After the Colorado Wilderness Act of 1980 and the Arizona Desert Wilderness Act of 1990 included guidelines for what “shall be permitted to continue” meant, Congress issued similar guidelines for future wilderness designations. These are the guidelines that Rep. Bishop claims he has simply included in the Public Lands Initiative.
So let’s compare three of the congressional wilderness guidelines with PLI’s version, and then throw in one brand new, bull-in-a-china-shop PLI invention:
Guideline #1: Any reductions in numbers of livestock in wilderness areas must be made on the same basis that reductions might be made outside of wilderness – e.g., because other species are being extinguished, or because springs are drying up.
PLI version: There will be no reductions in the current numbers of livestock.
Guideline #2: Motorized equipment can be used to maintain livestock facilities (e.g., stock tanks, fences), only “where practical alternatives do not exist.”
PLI version: Motorized equipment can be used to maintain livestock facilities, period.
Guideline #3: New facilities can be constructed, but only for resource protection “rather than to accommodate increased numbers of livestock.”
PLI version: New livestock facilities can be constructed, period.
PLI’s bull-in-a-china-shop invention: The Forest Service rule requiring efforts to maintain native animal and plant species that are in trouble on the forest won’t apply to livestock grazing decisions. In other words, when push comes to shove, livestock will trump native species.

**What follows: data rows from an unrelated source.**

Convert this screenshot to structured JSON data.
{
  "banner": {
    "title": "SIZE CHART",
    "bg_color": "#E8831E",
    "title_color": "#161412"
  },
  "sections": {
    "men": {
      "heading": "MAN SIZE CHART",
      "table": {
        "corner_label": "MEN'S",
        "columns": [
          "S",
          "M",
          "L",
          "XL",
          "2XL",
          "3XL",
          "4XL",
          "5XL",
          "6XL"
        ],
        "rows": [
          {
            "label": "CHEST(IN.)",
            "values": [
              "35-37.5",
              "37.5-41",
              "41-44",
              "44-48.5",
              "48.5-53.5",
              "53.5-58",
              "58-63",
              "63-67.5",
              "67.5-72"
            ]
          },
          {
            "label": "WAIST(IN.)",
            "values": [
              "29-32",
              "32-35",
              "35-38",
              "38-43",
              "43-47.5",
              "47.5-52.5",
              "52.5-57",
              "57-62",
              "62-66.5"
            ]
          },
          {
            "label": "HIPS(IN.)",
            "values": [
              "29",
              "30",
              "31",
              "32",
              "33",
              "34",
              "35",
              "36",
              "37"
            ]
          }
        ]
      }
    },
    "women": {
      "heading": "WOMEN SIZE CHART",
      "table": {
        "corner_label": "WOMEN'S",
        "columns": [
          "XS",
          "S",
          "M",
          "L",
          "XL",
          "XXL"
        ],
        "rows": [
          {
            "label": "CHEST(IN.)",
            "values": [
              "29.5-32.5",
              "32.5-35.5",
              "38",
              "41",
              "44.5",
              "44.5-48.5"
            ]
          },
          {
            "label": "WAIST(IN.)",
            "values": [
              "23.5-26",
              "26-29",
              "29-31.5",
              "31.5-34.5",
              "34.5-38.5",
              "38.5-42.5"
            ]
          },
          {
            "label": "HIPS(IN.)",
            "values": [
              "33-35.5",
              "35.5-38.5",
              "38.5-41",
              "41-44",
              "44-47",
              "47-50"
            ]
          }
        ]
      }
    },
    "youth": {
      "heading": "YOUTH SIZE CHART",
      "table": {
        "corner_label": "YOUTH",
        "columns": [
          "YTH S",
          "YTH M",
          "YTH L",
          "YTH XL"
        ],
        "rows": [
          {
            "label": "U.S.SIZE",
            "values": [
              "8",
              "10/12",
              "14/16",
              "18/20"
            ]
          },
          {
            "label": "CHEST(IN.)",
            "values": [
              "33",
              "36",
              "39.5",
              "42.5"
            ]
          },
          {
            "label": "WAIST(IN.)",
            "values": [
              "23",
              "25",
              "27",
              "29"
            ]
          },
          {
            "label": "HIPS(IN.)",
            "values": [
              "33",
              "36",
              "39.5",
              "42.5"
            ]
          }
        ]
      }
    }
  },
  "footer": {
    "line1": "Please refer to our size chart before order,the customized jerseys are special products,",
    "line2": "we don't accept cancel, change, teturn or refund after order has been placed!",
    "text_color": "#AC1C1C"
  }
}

By prohibiting Forest Service protections for other species, Rep. Bishop is admitting that livestock can and do threaten the existence of particular native species, for instance, desert tortoises on the allotment where Cliven Bundy ran cattle, or bighorn sheep if domestic sheep are nearby. Hence his need to hobble the Forest Service and BLM in order to preserve livestock numbers.
What this all means is that if PLI were to become law, its newly created wilderness areas, national conservation areas, and special management areas would receive less protection from livestock damage than they had before PLI existed. Temperatures are rising, droughts are deepening, weeds are spreading, springs are drying up, wildlife populations are declining, but cattle numbers and damage would be untouchable.
None of this is to imply that well-managed and conservative livestock grazing can’t coexist with species of concern, clean water, aspen, and other resource values on appropriate portions of our American lands. But to shackle Forest Service and BLM managers with locked numbers of cattle regardless of how much cheatgrass is present, or how damaged and manure-polluted creeks are, or how vulnerable to trampling a rare wildflower population is, means these lands are far better off without Rep. Bishop’s and Rep. Chaffetz’ brand of protection.
Mary O’Brien lives in Castle Valley and is Utah Forests Program Director with Grand Canyon Trust, a Colorado Plateau conservation organization.